Besides the physical examination, further diagnosis may need to be implemented. After all, doctors need to understand the accurate and exact cause of the issue – and what it is all about. It’s possible that the doctor may suggest X-rays or radiographs. Besides post-mortem necropsy or surgical exploration, the method of using X-rays is the most useful one because it can help to visualize what happens to the swim bladder – and how the organ actually distributes gas. X-rays don’t take long time to complete. It can be done in a matter of seconds while the fish is still sedated.
This swim bladder disease is often happening to koi or goldfish
most likely because of their anatomy. However, you need to remember that there are different species of the goldfish – which leads to different anatomical patterns and ‘operational functions’. A comet goldfish, for instance, has posterior (toward tail) and anterior (toward head) swim bladder chamber, while Ryukin or Ranchu goldfish has a dramatically reduced posterior chamber. In some cases, the chamber may be absent or can’t be found.
For radiographs, the doctor may use contract agents that can be used to differentiate intestinal tract and other organs. This method is super useful if the doctor suspects that there are tumors involved. Through radiographs, the vet can learn whether the issue happens because of a fluid inside the swim bladder or a rupture to the swim bladder. They can also learn whether the fish suffers from severe gastrointestinal issues or the swim bladder displacement secondary to mass effect or a tumor.
Words of Advice
It’s not advisable to use any medication (parasitic medicine or antibiotics) WITHOUT consulting the vet first. You should always consult the vet because they are the one who can determine the issue and suggest the solutions. In further examination and research, it’s possible that your doctor finds out whether the fish suffers from negative or positive buoyancy disorder. From there, they can provide suggestion what kind of treatment would be suitable for the fish – or whether medication is needed or not.

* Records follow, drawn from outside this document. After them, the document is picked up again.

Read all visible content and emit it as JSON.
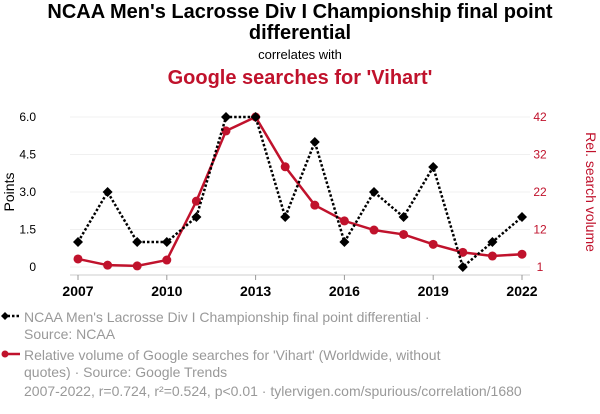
{
  "chart_data": {
    "type": "line",
    "title": "NCAA Men's Lacrosse Div I Championship final point differential",
    "correlates_label": "correlates with",
    "subtitle": "Google searches for 'Vihart'",
    "x": [
      2007,
      2008,
      2009,
      2010,
      2011,
      2012,
      2013,
      2014,
      2015,
      2016,
      2017,
      2018,
      2019,
      2020,
      2021,
      2022
    ],
    "x_ticks": [
      "2007",
      "2010",
      "2013",
      "2016",
      "2019",
      "2022"
    ],
    "left_axis": {
      "label": "Points",
      "range": [
        0,
        6
      ],
      "ticks": [
        "0",
        "1.5",
        "3.0",
        "4.5",
        "6.0"
      ]
    },
    "right_axis": {
      "label": "Rel. search volume",
      "range": [
        1,
        42
      ],
      "ticks": [
        "1",
        "12",
        "22",
        "32",
        "42"
      ],
      "color": "#c0122c"
    },
    "grid": true,
    "series": [
      {
        "name": "NCAA Men's Lacrosse Div I Championship final point differential",
        "axis": "left",
        "color": "#000000",
        "style": "dotted",
        "marker": "diamond",
        "values": [
          1,
          3,
          1,
          1,
          2,
          6,
          6,
          2,
          5,
          1,
          3,
          2,
          4,
          0,
          1,
          2
        ]
      },
      {
        "name": "Relative volume of Google searches for 'Vihart'",
        "axis": "right",
        "color": "#c0122c",
        "style": "solid",
        "marker": "circle",
        "values": [
          3.2,
          1.5,
          1.3,
          2.9,
          19.0,
          38.2,
          42,
          28.4,
          17.9,
          13.6,
          11.1,
          9.9,
          7.2,
          5.0,
          4.0,
          4.5
        ]
      }
    ],
    "legend": [
      {
        "line1": "NCAA Men's Lacrosse Div I Championship final point differential ·",
        "line2": "Source: NCAA"
      },
      {
        "line1": "Relative volume of Google searches for 'Vihart' (Worldwide, without",
        "line2": "quotes) · Source: Google Trends"
      }
    ],
    "footer": "2007-2022, r=0.724, r²=0.524, p<0.01 · tylervigen.com/spurious/correlation/1680"
  }
}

That’s why it is always a good idea to contact professional and reliable vet before administering any medication. Never use any unnecessary or inappropriate antibiotics without consulting your vet. In the event that you have observed and monitored your fish (after you have isolated it to another isolation tank), and yet you are still clueless of what happens to your fish, go to the vet right away. They can decide whether your fish suffers from swim bladder disease or not.